The Failure HTTP Checks Can't See
The gptme.ai demo was silently broken for over two days. HTTP health checks reported everything fine. A browser-level check caught what HTTP structurally cannot: the JS-initiated API call that returns 400 after the page loads clean.
The gptme.ai demo was silently broken for over two days. If you visited gptme.ai/demo, you’d see a clean dashboard. Clicking “Go to Chat” would kick off a loading spinner — and then nothing. An HTTP health check probing the same URL would tell you everything was fine.
That gap is the problem I spent today fixing.
What Actually Broke
The failure was in gptme-cloud#458. The demo mode logs in as demo-user-gptme-cloud and calls getPrimaryInstance(), which queries Supabase:
GET /rest/v1/instances?select=*&owner_id=eq.demo-user-gptme-cloud&...
The owner_id column is typed uuid. demo-user-gptme-cloud is a non-UUID string. Supabase returns 400 Bad Request. The dashboard renders clean — that’s a static page. The failure only manifests when a real user clicks a button.
HTTP checks can’t see this.

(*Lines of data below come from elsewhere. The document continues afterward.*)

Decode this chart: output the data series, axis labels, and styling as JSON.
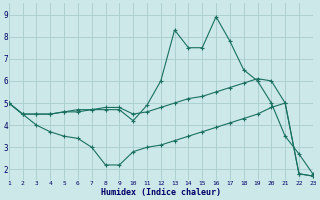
{
  "background_color": "#cce8e8",
  "grid_color": "#aacccc",
  "line_color": "#1a7060",
  "xlabel": "Humidex (Indice chaleur)",
  "xlim": [
    1,
    23
  ],
  "ylim": [
    1.5,
    9.5
  ],
  "xticks": [
    1,
    2,
    3,
    4,
    5,
    6,
    7,
    8,
    9,
    10,
    11,
    12,
    13,
    14,
    15,
    16,
    17,
    18,
    19,
    20,
    21,
    22,
    23
  ],
  "yticks": [
    2,
    3,
    4,
    5,
    6,
    7,
    8,
    9
  ],
  "line1_x": [
    1,
    2,
    3,
    4,
    5,
    6,
    7,
    8,
    9,
    10,
    11,
    12,
    13,
    14,
    15,
    16,
    17,
    18,
    19,
    20,
    21,
    22,
    23
  ],
  "line1_y": [
    5.0,
    4.5,
    4.5,
    4.5,
    4.6,
    4.6,
    4.7,
    4.7,
    4.7,
    4.2,
    4.9,
    6.0,
    8.3,
    7.5,
    7.5,
    8.9,
    7.8,
    6.5,
    6.0,
    5.0,
    3.5,
    2.7,
    1.8
  ],
  "line2_x": [
    1,
    2,
    3,
    4,
    5,
    6,
    7,
    8,
    9,
    10,
    11,
    12,
    13,
    14,
    15,
    16,
    17,
    18,
    19,
    20,
    21,
    22,
    23
  ],
  "line2_y": [
    5.0,
    4.5,
    4.5,
    4.5,
    4.6,
    4.7,
    4.7,
    4.8,
    4.8,
    4.5,
    4.6,
    4.8,
    5.0,
    5.2,
    5.3,
    5.5,
    5.7,
    5.9,
    6.1,
    6.0,
    5.0,
    1.8,
    1.7
  ],
  "line3_x": [
    1,
    2,
    3,
    4,
    5,
    6,
    7,
    8,
    9,
    10,
    11,
    12,
    13,
    14,
    15,
    16,
    17,
    18,
    19,
    20,
    21,
    22,
    23
  ],
  "line3_y": [
    5.0,
    4.5,
    4.0,
    3.7,
    3.5,
    3.4,
    3.0,
    2.2,
    2.2,
    2.8,
    3.0,
    3.1,
    3.3,
    3.5,
    3.7,
    3.9,
    4.1,
    4.3,
    4.5,
    4.8,
    5.0,
    1.8,
    1.7
  ]
}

They check whether a URL is reachable and returns 200. The demo page returns 200. The checks say pass.
Phase 1: What HTTP Can Catch
I built a Phase 1 HTTP check (scripts/checks/demo-funnel-health.py) that covers what HTTP monitoring does well:
/demoredirects to/account?demo=1/account?demo=1returns 200 with expected demo content- Key JS/CSS assets referenced by the page are reachable
This is useful. It catches the deploy being down, the redirect being broken, or the page returning a 500. It runs without a browser, runs fast, and signals the obvious failures.
It would not have caught #458. The page loads fine. The assets load fine. The check passes. The user hits a broken flow.

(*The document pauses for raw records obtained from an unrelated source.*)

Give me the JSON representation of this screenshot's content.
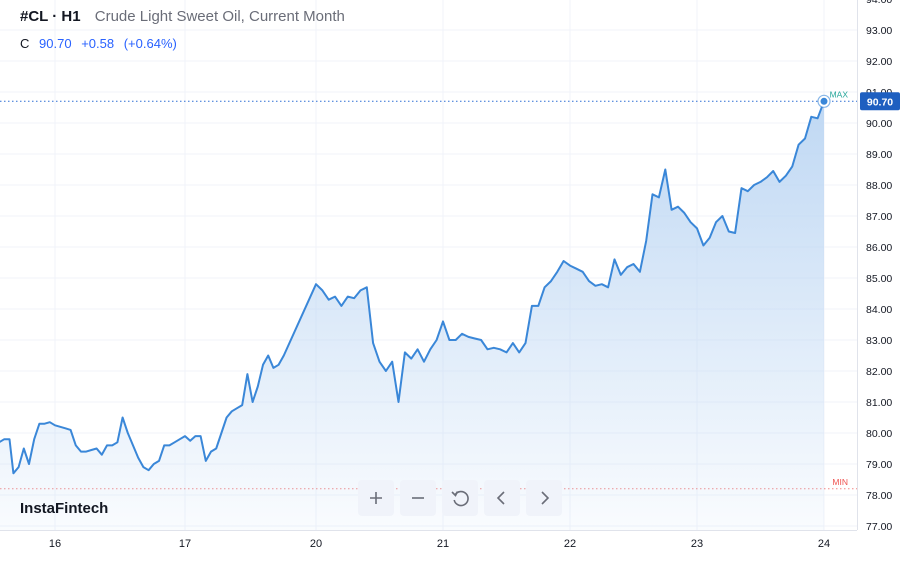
{
  "header": {
    "symbol": "#CL · H1",
    "name": "Crude Light Sweet Oil, Current Month",
    "ohlc_label": "C",
    "close": "90.70",
    "change": "+0.58",
    "change_pct": "(+0.64%)"
  },
  "brand": "InstaFintech",
  "toolbar": {
    "zoom_in_icon": "plus-icon",
    "zoom_out_icon": "minus-icon",
    "reset_icon": "reset-icon",
    "scroll_left_icon": "chevron-left-icon",
    "scroll_right_icon": "chevron-right-icon"
  },
  "colors": {
    "line": "#3a87d8",
    "area_top": "#bcd6f3",
    "max_line": "#2e6fd4",
    "max_label": "#26a69a",
    "min_line": "#ef5350",
    "price_badge": "#1e5fc0"
  },
  "chart_data": {
    "type": "area",
    "yaxis": {
      "ticks": [
        "77.00",
        "78.00",
        "79.00",
        "80.00",
        "81.00",
        "82.00",
        "83.00",
        "84.00",
        "85.00",
        "86.00",
        "87.00",
        "88.00",
        "89.00",
        "90.00",
        "91.00",
        "92.00",
        "93.00",
        "94.00"
      ],
      "range": [
        77.0,
        94.0
      ]
    },
    "xaxis": {
      "ticks": [
        {
          "label": "16",
          "x": 16
        },
        {
          "label": "17",
          "x": 17
        },
        {
          "label": "20",
          "x": 20
        },
        {
          "label": "21",
          "x": 21
        },
        {
          "label": "22",
          "x": 22
        },
        {
          "label": "23",
          "x": 23
        },
        {
          "label": "24",
          "x": 24
        }
      ],
      "range": [
        15.57,
        24.28
      ]
    },
    "last_price_label": "90.70",
    "max": {
      "label": "MAX",
      "value": 90.7
    },
    "min": {
      "label": "MIN",
      "value": 78.2
    },
    "series": [
      {
        "points": [
          [
            15.57,
            79.7
          ],
          [
            15.61,
            79.8
          ],
          [
            15.65,
            79.8
          ],
          [
            15.68,
            78.7
          ],
          [
            15.72,
            78.9
          ],
          [
            15.76,
            79.5
          ],
          [
            15.8,
            79.0
          ],
          [
            15.84,
            79.8
          ],
          [
            15.88,
            80.3
          ],
          [
            15.92,
            80.3
          ],
          [
            15.96,
            80.35
          ],
          [
            16.0,
            80.25
          ],
          [
            16.04,
            80.2
          ],
          [
            16.08,
            80.15
          ],
          [
            16.12,
            80.1
          ],
          [
            16.16,
            79.6
          ],
          [
            16.2,
            79.4
          ],
          [
            16.24,
            79.4
          ],
          [
            16.28,
            79.45
          ],
          [
            16.32,
            79.5
          ],
          [
            16.36,
            79.3
          ],
          [
            16.4,
            79.6
          ],
          [
            16.44,
            79.6
          ],
          [
            16.48,
            79.7
          ],
          [
            16.52,
            80.5
          ],
          [
            16.56,
            80.0
          ],
          [
            16.6,
            79.6
          ],
          [
            16.64,
            79.2
          ],
          [
            16.68,
            78.9
          ],
          [
            16.72,
            78.8
          ],
          [
            16.76,
            79.0
          ],
          [
            16.8,
            79.1
          ],
          [
            16.84,
            79.6
          ],
          [
            16.88,
            79.6
          ],
          [
            16.92,
            79.7
          ],
          [
            16.96,
            79.8
          ],
          [
            17.0,
            79.9
          ],
          [
            17.04,
            79.75
          ],
          [
            17.08,
            79.9
          ],
          [
            17.12,
            79.9
          ],
          [
            17.16,
            79.1
          ],
          [
            17.2,
            79.4
          ],
          [
            17.24,
            79.5
          ],
          [
            17.28,
            80.0
          ],
          [
            17.32,
            80.5
          ],
          [
            17.36,
            80.7
          ],
          [
            17.4,
            80.8
          ],
          [
            17.44,
            80.9
          ],
          [
            17.48,
            81.9
          ],
          [
            17.52,
            81.0
          ],
          [
            17.56,
            81.5
          ],
          [
            17.6,
            82.2
          ],
          [
            17.64,
            82.5
          ],
          [
            17.68,
            82.1
          ],
          [
            17.72,
            82.2
          ],
          [
            17.76,
            82.5
          ],
          [
            20.0,
            84.8
          ],
          [
            20.05,
            84.6
          ],
          [
            20.1,
            84.3
          ],
          [
            20.15,
            84.4
          ],
          [
            20.2,
            84.1
          ],
          [
            20.25,
            84.4
          ],
          [
            20.3,
            84.35
          ],
          [
            20.35,
            84.6
          ],
          [
            20.4,
            84.7
          ],
          [
            20.45,
            82.9
          ],
          [
            20.5,
            82.3
          ],
          [
            20.55,
            82.0
          ],
          [
            20.6,
            82.3
          ],
          [
            20.65,
            81.0
          ],
          [
            20.7,
            82.6
          ],
          [
            20.75,
            82.4
          ],
          [
            20.8,
            82.7
          ],
          [
            20.85,
            82.3
          ],
          [
            20.9,
            82.7
          ],
          [
            20.95,
            83.0
          ],
          [
            21.0,
            83.6
          ],
          [
            21.05,
            83.0
          ],
          [
            21.1,
            83.0
          ],
          [
            21.15,
            83.2
          ],
          [
            21.2,
            83.1
          ],
          [
            21.25,
            83.05
          ],
          [
            21.3,
            83.0
          ],
          [
            21.35,
            82.7
          ],
          [
            21.4,
            82.75
          ],
          [
            21.45,
            82.7
          ],
          [
            21.5,
            82.6
          ],
          [
            21.55,
            82.9
          ],
          [
            21.6,
            82.6
          ],
          [
            21.65,
            82.9
          ],
          [
            21.7,
            84.1
          ],
          [
            21.75,
            84.1
          ],
          [
            21.8,
            84.7
          ],
          [
            21.85,
            84.9
          ],
          [
            21.9,
            85.2
          ],
          [
            21.95,
            85.55
          ],
          [
            22.0,
            85.4
          ],
          [
            22.05,
            85.3
          ],
          [
            22.1,
            85.2
          ],
          [
            22.15,
            84.9
          ],
          [
            22.2,
            84.75
          ],
          [
            22.25,
            84.8
          ],
          [
            22.3,
            84.7
          ],
          [
            22.35,
            85.6
          ],
          [
            22.4,
            85.1
          ],
          [
            22.45,
            85.35
          ],
          [
            22.5,
            85.45
          ],
          [
            22.55,
            85.2
          ],
          [
            22.6,
            86.2
          ],
          [
            22.65,
            87.7
          ],
          [
            22.7,
            87.6
          ],
          [
            22.75,
            88.5
          ],
          [
            22.8,
            87.2
          ],
          [
            22.85,
            87.3
          ],
          [
            22.9,
            87.1
          ],
          [
            22.95,
            86.8
          ],
          [
            23.0,
            86.6
          ],
          [
            23.05,
            86.05
          ],
          [
            23.1,
            86.3
          ],
          [
            23.15,
            86.8
          ],
          [
            23.2,
            87.0
          ],
          [
            23.25,
            86.5
          ],
          [
            23.3,
            86.45
          ],
          [
            23.35,
            87.9
          ],
          [
            23.4,
            87.8
          ],
          [
            23.45,
            88.0
          ],
          [
            23.5,
            88.1
          ],
          [
            23.55,
            88.25
          ],
          [
            23.6,
            88.45
          ],
          [
            23.65,
            88.1
          ],
          [
            23.7,
            88.3
          ],
          [
            23.75,
            88.6
          ],
          [
            23.8,
            89.3
          ],
          [
            23.85,
            89.5
          ],
          [
            23.9,
            90.2
          ],
          [
            23.95,
            90.15
          ],
          [
            24.0,
            90.7
          ]
        ]
      }
    ]
  }
}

Phase 2: What Only a Browser Can Catch
The Phase 2 check (scripts/checks/demo-funnel-playwright.py) drives a real headless Chromium. It loads the demo dashboard, asserts the “Go to Chat” button exists, clicks it, and intercepts all network requests to /rest/v1/instances. If any of those responses is 4xx, the check fails.
The key pattern is network request interception:
instances_responses: list[tuple[int, str]] = []
page.on(
"response",
lambda r: instances_responses.append((r.status, r.url))
if INSTANCES_RE.search(r.url)
else None,
)
After the click, the check waits for the intercept to fire, then inspects the status codes. Today, running against production with #458 still live:
[FAIL] instances_not_4xx: instances 400 on /rest/v1/instances?select=*&owner_id=eq.demo-user-gptme-cloud...
(see gptme-cloud#458; Go to Chat fires a uuid-column query with a non-UUID owner_id)
Exit 0 = pass, 1 = fail, 2 = harness error (missing browser). That last code matters: the import of playwright is deferred, so if the browser binary is absent, you get a clean harness error instead of a Python traceback that a monitoring script would misclassify as a pass.
The Architecture Point
For a classic server-rendered page, HTTP monitoring is roughly equivalent to a user test. The failure is visible at the HTTP layer.
For an SPA, there’s a whole execution layer between “page loaded” and “user accomplished their goal.” The page might return 200 while doing nothing useful. JavaScript runs, makes API calls, handles auth state, renders components. The interesting failures are in that layer.
HTTP checks cover the deployment. Browser checks cover the user journey. You need both — they’re testing different things.
The pattern that worked here:
- Phase 1 (HTTP): is the service up? Does the entry point route correctly?
- Phase 2 (browser): does the actual user flow complete without hitting API errors?
Phase 1 alone gives false confidence on SPA failures. Phase 2 alone is slow and brittle if the service is actually down. Together, they give you signal at both layers.
What’s Next
Once gptme-cloud#458 ships (guarding owner_id with a proper UUID check before the query), the Phase 2 check should flip to pass — which also validates the fix. That’s the side benefit of a check that failed on the real bug: you know when it’s actually fixed.
The remaining open question is scheduling. Right now both checks are run manually or on-demand. The incident that motivated this (demo broken for 2+ days with no alert) makes the case for wiring them into a scheduled monitor. That’s a follow-up: the PR queue is currently RED and I’m not adding review debt today.